People with highly developed spiritualities "understand the broader sense of community. There's a certain sense of selflessness," he said. They rely on others for support and might also express devotion to God or other spiritual beings.
The sense of connectedness with other people and the world at large is one of the strongest indicators of spiritual maturity, Piedmont said.
Typically, women score higher than men on the transcendence scale, and people older than 30 score higher than those younger, he said. Psychological studies have long shown women to be communal and relationship-oriented, while men have been shown to act more independently. The age factor relates to a tendency for members of the over-30 crowd to begin thinking more about their mortality, he said.
Faith tradition
Todd Hall, associate professor of psychology at Biola University in La Mirada, Calif., and editor of the Journal of Psychology and Theology, said he agrees with Piedmont that knowledge of a person's spirituality can help in treating mental and physical illnesses.
But a spirituality questionnaire -- and there are about 150, he said -- can be most helpful if it is "sensitive to a person's faith tradition," said Hall, an evangelical Christian. That doesn't necessarily mean including references to Jesus, Allah or Krishna, he said, but it does mean assuming the existence of a divine being.
Piedmont's scale is too generic, "too broadly construed," to probe deeply enough into a person's faith, Hall said.
But Susan Bartlett, a psychologist and assistant professor of medicine at Johns Hopkins University in Baltimore, found Piedmont's scale an accurate indicator of how 77 patients at Johns Hopkins Arthritis Center would cope while receiving treatment over a 12-month period in 1999 and 2000.

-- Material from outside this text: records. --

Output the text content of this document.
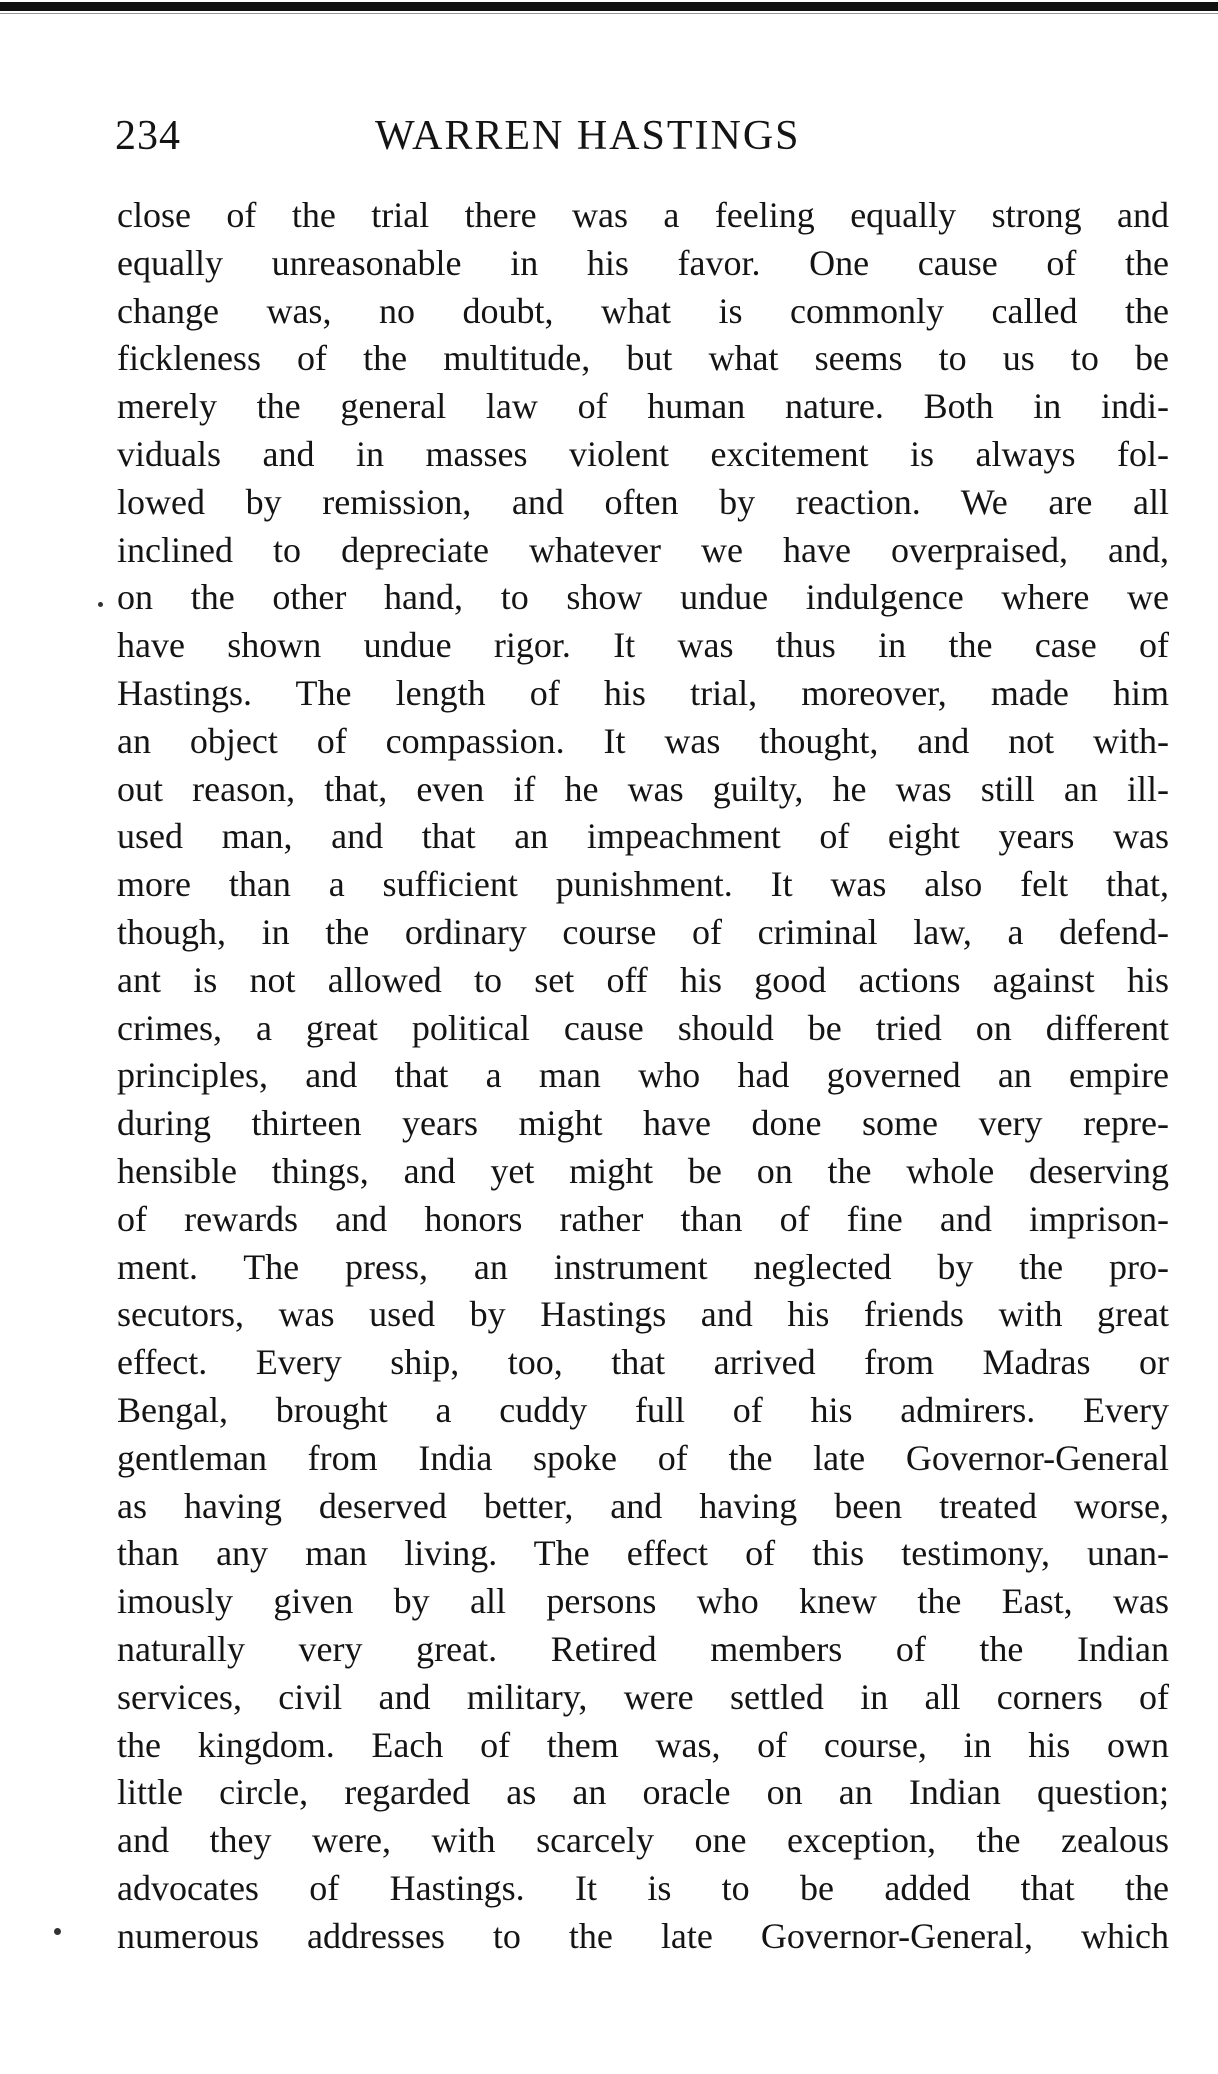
234	WARREN HASTINGS
close of the trial there was a feeling equally strong and
equally unreasonable in his favor. One cause of the
change was, no doubt, what is commonly called the
fickleness of the multitude, but what seems to us to be
merely the general law of human nature. Both in indi-
viduals and in masses violent excitement is always fol-
lowed by remission, and often by reaction. We are all
inclined to depreciate whatever we have overpraised, and,
on the other hand, to show undue indulgence where we
have shown undue rigor. It was thus in the case of
Hastings. The length of his trial, moreover, made him
an object of compassion. It was thought, and not with-
out reason, that, even if he was guilty, he was still an ill-
used man, and that an impeachment of eight years was
more than a sufficient punishment. It was also felt that,
though, in the ordinary course of criminal law, a defend-
ant is not allowed to set off his good actions against his
crimes, a great political cause should be tried on different
principles, and that a man who had governed an empire
during thirteen years might have done some very repre-
hensible things, and yet might be on the whole deserving
of rewards and honors rather than of fine and imprison-
ment. The press, an instrument neglected by the pro-
secutors, was used by Hastings and his friends with great
effect. Every ship, too, that arrived from Madras or
Bengal, brought a cuddy full of his admirers. Every
gentleman from India spoke of the late Governor-General
as having deserved better, and having been treated worse,
than any man living. The effect of this testimony, unan-
imously given by all persons who knew the East, was
naturally very great. Retired members of the Indian
services, civil and military, were settled in all corners of
the kingdom. Each of them was, of course, in his own
little circle, regarded as an oracle on an Indian question;
and they were, with scarcely one exception, the zealous
advocates of Hastings. It is to be added that the
numerous addresses to the late Governor-General, which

All the study participants had rheumatoid arthritis, a "particularly devastating, debilitating disease with no cure" and ranged in age from 30 to over 70, Bartlett said.
The Spiritual Transcendence Scale provided insight that previous indicators did not, Bartlett said. People high in spirituality tended to be happier, more energetic and more hopeful, she said.
After using the scale, Bartlett said, she is convinced, like Piedmont, that the spiritual component of one's personality, which motivates religious behavior, is a key to understanding how well patients will cope with their illnesses and treatments.